Observe, observe usted esa carrera intensa entre el delantero de ellos y el cuatro nuestro. El salto al unísono, el giro en el aire, la voltereta elástica, el braceo amplio en busca del equilibrio... Bueno... Eso, eso es la danza...El Soda procuraba estimular sus sentidos, pero sólo veía que los rivales se venían con todo, porfiados, y que la pelota no se alejaba del área defendida por De León.--Y escuche usted, escuche usted... --lo acicateó el viejo, curvando con una mano el pabellón de la misma oreja donde había tenido el auricular de la radio y entusiasmado tal vez al encontrar, por fin, un interlocutor válido--... la percusión grave de la pelota cuando bota contra el piso, el chasquido de la suela de los botines sobre el césped, el fuelle quedo de la respiración agitada, el coro desparejo de los gritos, las órdenes, los alertas, los insultos de los muchachos y el pitazo agudo del referí... Bueno... Eso, eso es la música.

[...]

--Y vea usted a ese delantero... --señaló ahora el viejo, casi metiéndose en la cancha, algo más alterado--... ese delantero de ellos que se revuelca por el suelo como si lo hubiese picado una tarántula, mesándose exageradamente los cabellos, distorsionando el rostro, bramando falsamente de dolor, reclamando histriónicamente justicia... Bueno... Eso, eso es el teatro. El Soda se tomó la cabeza.--¿Qué cobró? --balbuceó indignado.--¿Cobró penal? --abrió los ojos el viejo, incrédulo.

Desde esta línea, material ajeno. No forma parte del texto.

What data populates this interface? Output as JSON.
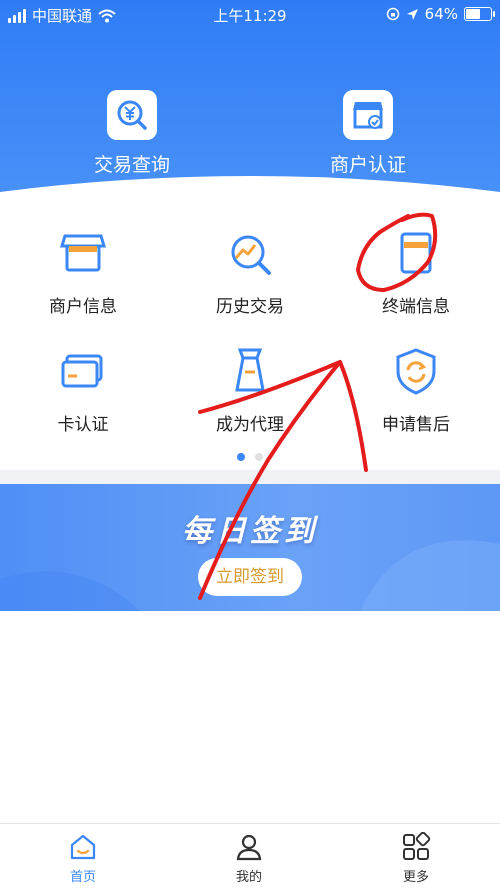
{
  "status_bar": {
    "carrier": "中国联通",
    "time": "上午11:29",
    "battery": "64%",
    "battery_level": 0.64
  },
  "top_actions": [
    {
      "label": "交易查询",
      "icon": "yuan-search-icon"
    },
    {
      "label": "商户认证",
      "icon": "shop-verified-icon"
    }
  ],
  "grid": [
    {
      "label": "商户信息",
      "icon": "shop-icon"
    },
    {
      "label": "历史交易",
      "icon": "history-chart-icon"
    },
    {
      "label": "终端信息",
      "icon": "terminal-card-icon"
    },
    {
      "label": "卡认证",
      "icon": "bank-card-icon"
    },
    {
      "label": "成为代理",
      "icon": "tie-icon"
    },
    {
      "label": "申请售后",
      "icon": "shield-refresh-icon"
    }
  ],
  "banner": {
    "title": "每日签到",
    "button": "立即签到"
  },
  "tabbar": [
    {
      "label": "首页",
      "icon": "home-icon",
      "active": true
    },
    {
      "label": "我的",
      "icon": "user-icon",
      "active": false
    },
    {
      "label": "更多",
      "icon": "more-grid-icon",
      "active": false
    }
  ],
  "colors": {
    "primary": "#3a87f5",
    "accent_orange": "#f5a23a",
    "annotation_red": "#e51c1c"
  }
}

Dio un paso al frente, metiéndose apenas en la cancha--. ¿Qué cobrás? --gritó después, desaforado--. ¿Qué cobrás, referí y la reputísima madre que te parió?El Soda lo miró atónito. Ante el grito del viejo parecía haberse olvidado repentinamente del penal injusto, de la derrota inminente y del mismo calor. El viejo estaba lívido mirando al área, pero enseguida se volvió hacia el Soda tratando de recomponerse, algo confuso, incómodo.--...¿Y eso? --se atrevió a preguntarle el Soda, señalándolo.--Y eso... --vaciló el viejo, tocándose levemente la gorra--...Eso es el fútbol.